Aside from Brazil and Mexico, other Latin American countries most affected by the COVID-19 pandemic are Columbia, Peru, Argentina, and Bolivia. The surge in new coronavirus cases in these countries started as authorities eased lockdown restrictions to stimulate economic growth beginning last month.

In recent weeks, the streets of Bolivia have been filled with abandoned corpses of COVID-19 patients because their families could not find places to bury or cremate them. Mobile crematory ovens are already being manufactured in the country to respond to the surge in COVID-19 deaths. The Health Ministry of Bolivia reported 81,846 cases and 3,200 coronavirus deaths in the country on Tuesday.

Meanwhile in Peru, Peruvian President Martin Vizcarra recently inked a decree exempting foreign doctors and nurses from having to validate their degrees before practicing their professions in the country. The decree has paved the way for health workers from Venezuela who have fled their country to join the health system in Peru amid the coronavirus emergency. As of Tuesday, Peru has already recorded 430,100 cases and 19,811 deaths from COVID-19.

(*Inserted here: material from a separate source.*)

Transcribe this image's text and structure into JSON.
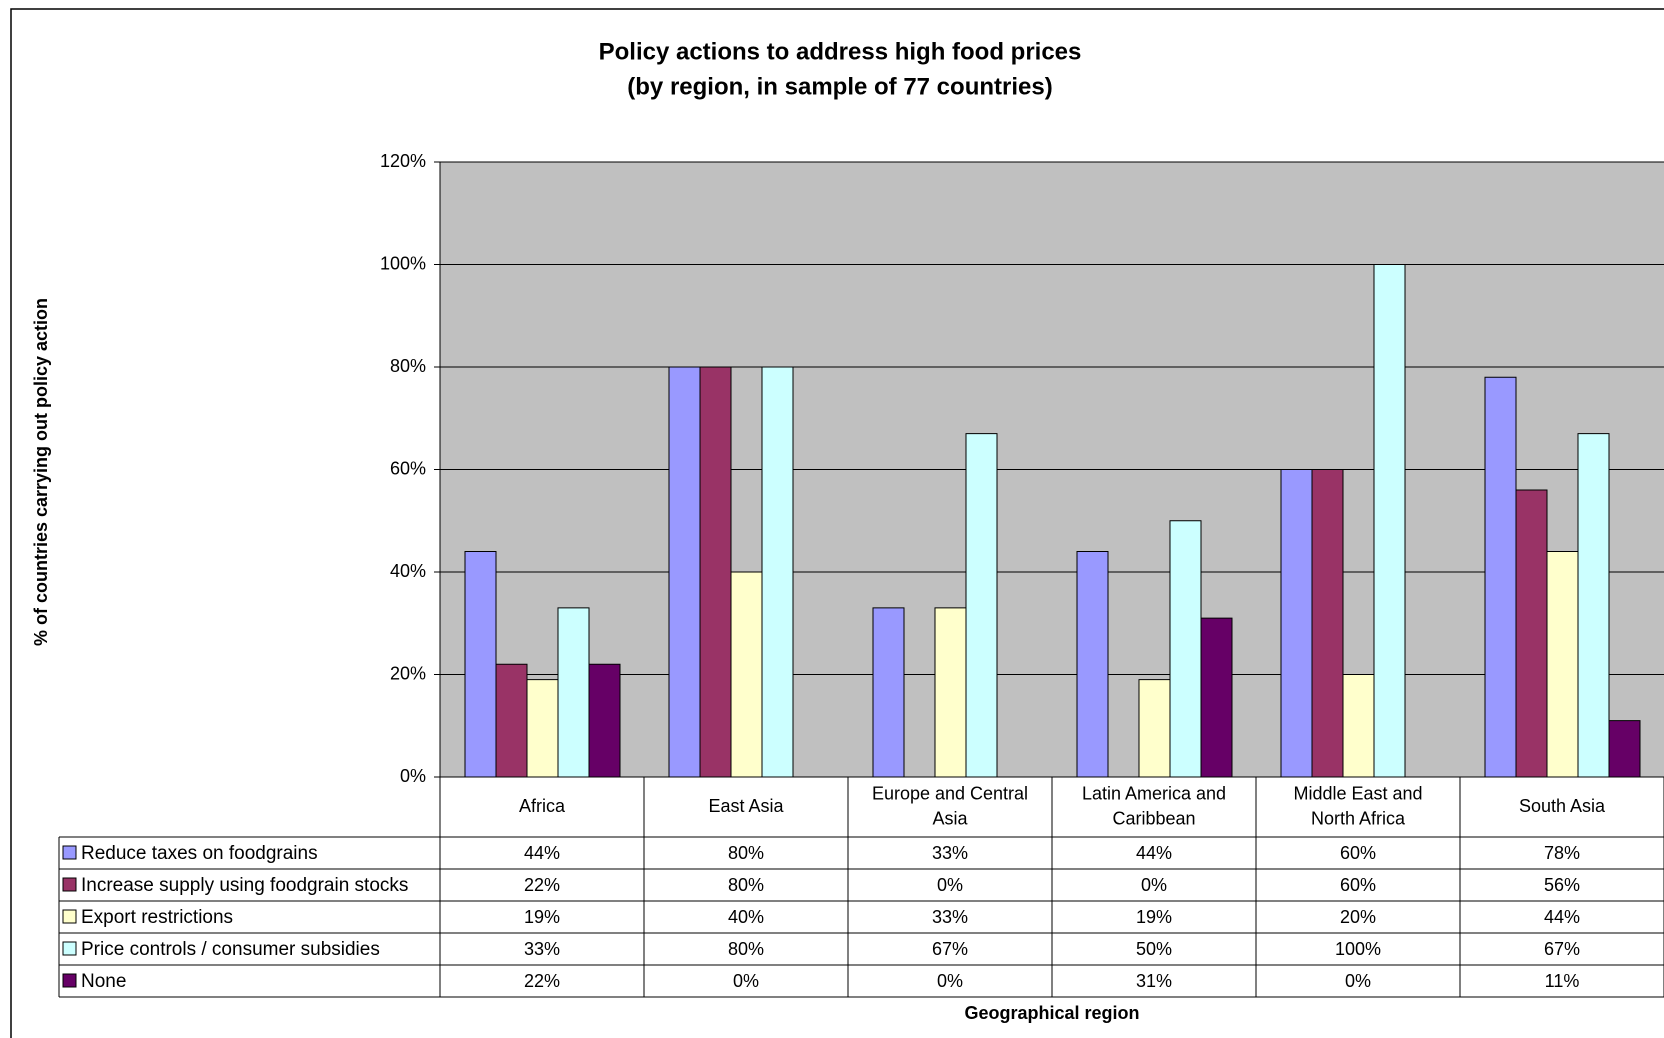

With cases still rising in Latin America, the United Nations has warned of a “generational catastrophe” due to the impact of the pandemic on education. Earlier this month, Bolivia announced that it would cancel the rest of the school year in favor of distance learning, which will begin on Aug. 24 and will affect more than 30 million Mexican school children.

Other countries in the region, including Brazil, Colombia, and Argentina, are also debating whether to offer face-to-face education or remote learning. Expectedly, the reopening of schools is accompanied by much uncertainty as the pandemic shows no sign of improvement.